Ребекка пожала плечами, что означало: «Оставайся дурой, если тебе так нравится».

– Отстань от нее, – буркнула Элизабет. – Она говорит как умеет.

– Очень хорошо, что ты пытаешься, – вступила в разговор Уснейвис. Ее глаза потеплели от сострадания. Но было слишком поздно. Я почувствовала себя идиоткой. И слова посыпались из меня.

– Мне не везет в жизни, – сказала я. – Это правда. Я глупая. Ты довольна, Бекка Бака? Я – идиотка. Ты – совершенство. Я – хлам. Вот так.

– Нет, нет, – возразила Элизабет. – Перестань, Лорен. Ты замечательная.

Сара положила ладонь на руку Элизабет и кивнула:

– Да, Лорен, ты замечательная. Выбрось эту дурь из головы.

Я хоть и клялась, что это никогда не повторится, но опять напилась и ничего не могла с этим поделать. Наверное, выкладывала слишком много жалобных деталей о своей жизни. И чувствовала, что Ребекка не одобряет, что я обнажаюсь. Послала мне тот самый взгляд. Но никто не заметил. А я снова ощутила себя жалкой идиоткой, однако не сдержалась – меня несло. Что-то было во мне такое – наверное, пиво, – что побуждало говорить.
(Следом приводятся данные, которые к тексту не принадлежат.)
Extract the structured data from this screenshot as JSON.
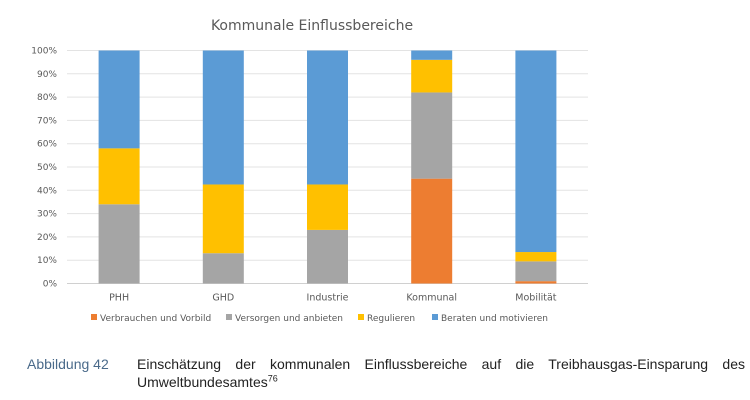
{
  "chart_data": {
    "type": "bar",
    "stacked": true,
    "percent": true,
    "title": "Kommunale Einflussbereiche",
    "xlabel": "",
    "ylabel": "",
    "ylim": [
      0,
      100
    ],
    "yticks": [
      0,
      10,
      20,
      30,
      40,
      50,
      60,
      70,
      80,
      90,
      100
    ],
    "ytick_labels": [
      "0%",
      "10%",
      "20%",
      "30%",
      "40%",
      "50%",
      "60%",
      "70%",
      "80%",
      "90%",
      "100%"
    ],
    "grid": true,
    "legend_position": "bottom",
    "categories": [
      "PHH",
      "GHD",
      "Industrie",
      "Kommunal",
      "Mobilität"
    ],
    "series": [
      {
        "name": "Verbrauchen und Vorbild",
        "color": "#ED7D31",
        "values": [
          0,
          0,
          0,
          45,
          1
        ]
      },
      {
        "name": "Versorgen und anbieten",
        "color": "#A5A5A5",
        "values": [
          34,
          13,
          23,
          37,
          8.5
        ]
      },
      {
        "name": "Regulieren",
        "color": "#FFC000",
        "values": [
          24,
          29.5,
          19.5,
          14,
          4
        ]
      },
      {
        "name": "Beraten und motivieren",
        "color": "#5B9BD5",
        "values": [
          42,
          57.5,
          57.5,
          4,
          86.5
        ]
      }
    ]
  },
  "caption": {
    "label": "Abbildung 42",
    "text": "Einschätzung der kommunalen Einflussbereiche auf die Treibhausgas-Einsparung des Umweltbundesamtes",
    "footnote": "76"
  }
}
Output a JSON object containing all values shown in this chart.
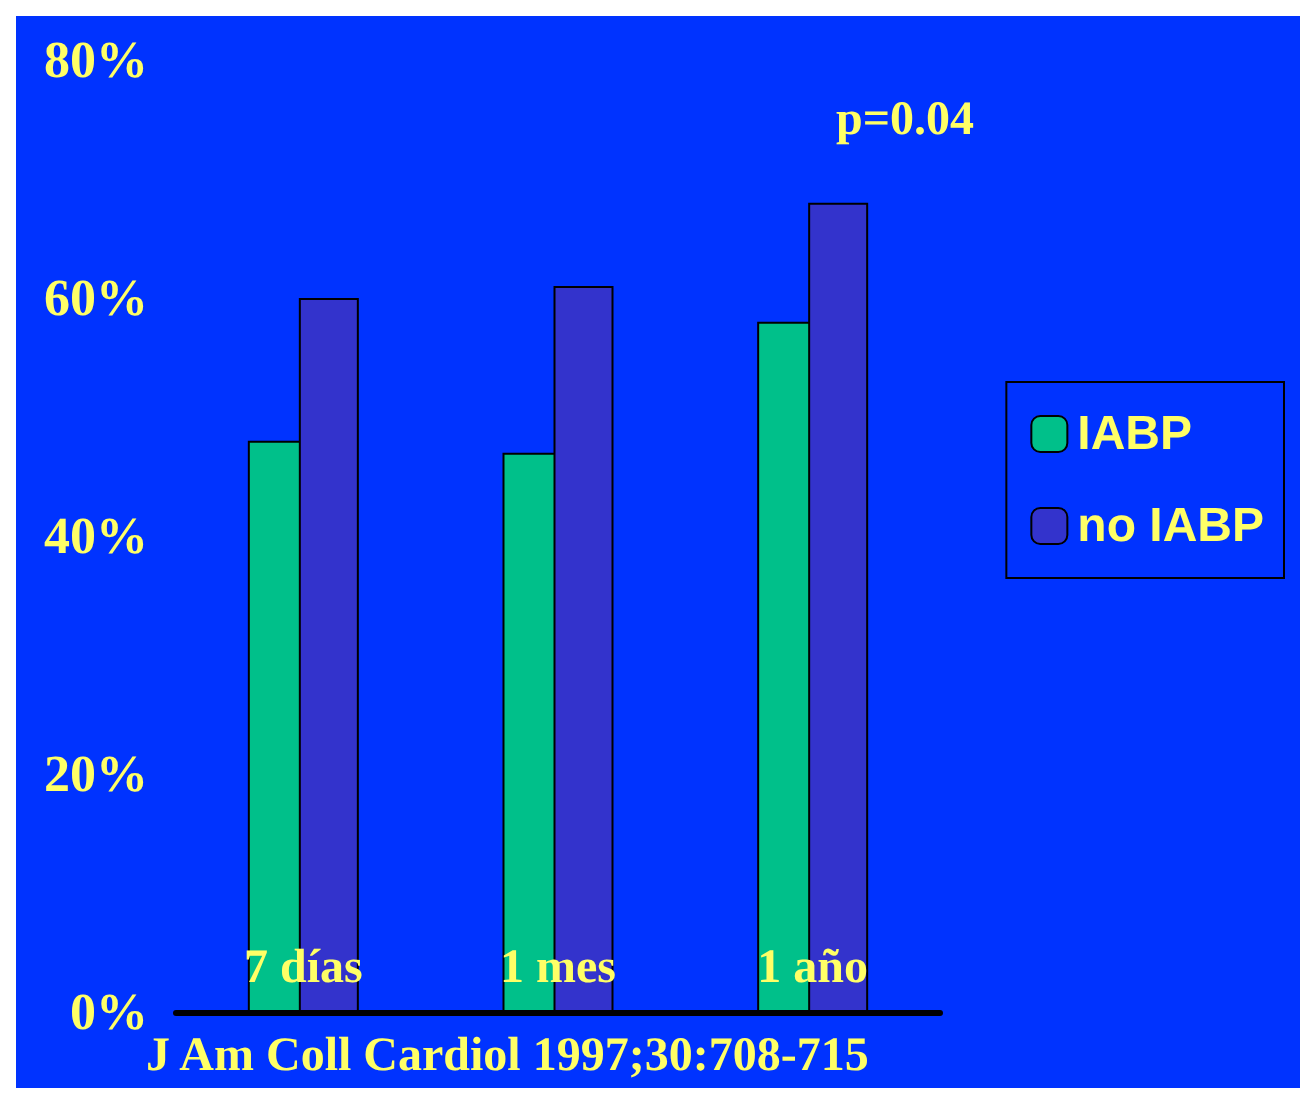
{
  "chart_data": {
    "type": "bar",
    "categories": [
      "7 días",
      "1 mes",
      "1 año"
    ],
    "series": [
      {
        "name": "IABP",
        "color": "#00c08a",
        "values": [
          48,
          47,
          58
        ]
      },
      {
        "name": "no IABP",
        "color": "#3333cc",
        "values": [
          60,
          61,
          68
        ]
      }
    ],
    "ylim": [
      0,
      80
    ],
    "yticks": [
      {
        "value": 0,
        "label": "0%"
      },
      {
        "value": 20,
        "label": "20%"
      },
      {
        "value": 40,
        "label": "40%"
      },
      {
        "value": 60,
        "label": "60%"
      },
      {
        "value": 80,
        "label": "80%"
      }
    ],
    "grid": false,
    "legend": "right",
    "annotations": [
      "p=0.04",
      "J Am Coll Cardiol 1997;30:708-715"
    ]
  }
}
Я вывалила все: что Эд по прозвищу Голова отдаляется от меня и крутит на стороне, я понимаю, что-то происходит, но не знаю, что именно, что я попыталась выяснить, что к чему, забравшись в его голосовую почту на работе, поскольку пароль оказался тем же самым, что на карточке ATM, которой я одно время пользовалась и снимала деньги на такси, пока Эд ловил машину. Я рассказала, что обнаружила сообщение: милый с придыханием голос благодарил Эда за обед и прекрасно проведенное время. А потом поделилась своими сомнениями: я не уверена, стоит ли выходить замуж за парня, если не нахожу его даже физически привлекательным, а он живет в Нью-Йорке и тратит на пошив одной своей рубашки больше денег, чем на подарок к моему последнему дню рождения. За этого техасца-головастика из Сан-Антонио, который носит ковбойские сапоги с костюмами от Армани и представляется Эдом Джерри-майло вместо того, чтобы честно сказать, что он Эдуардо Эстсбан Хамарильо – из латинос, бывший занюханный алтарный служка.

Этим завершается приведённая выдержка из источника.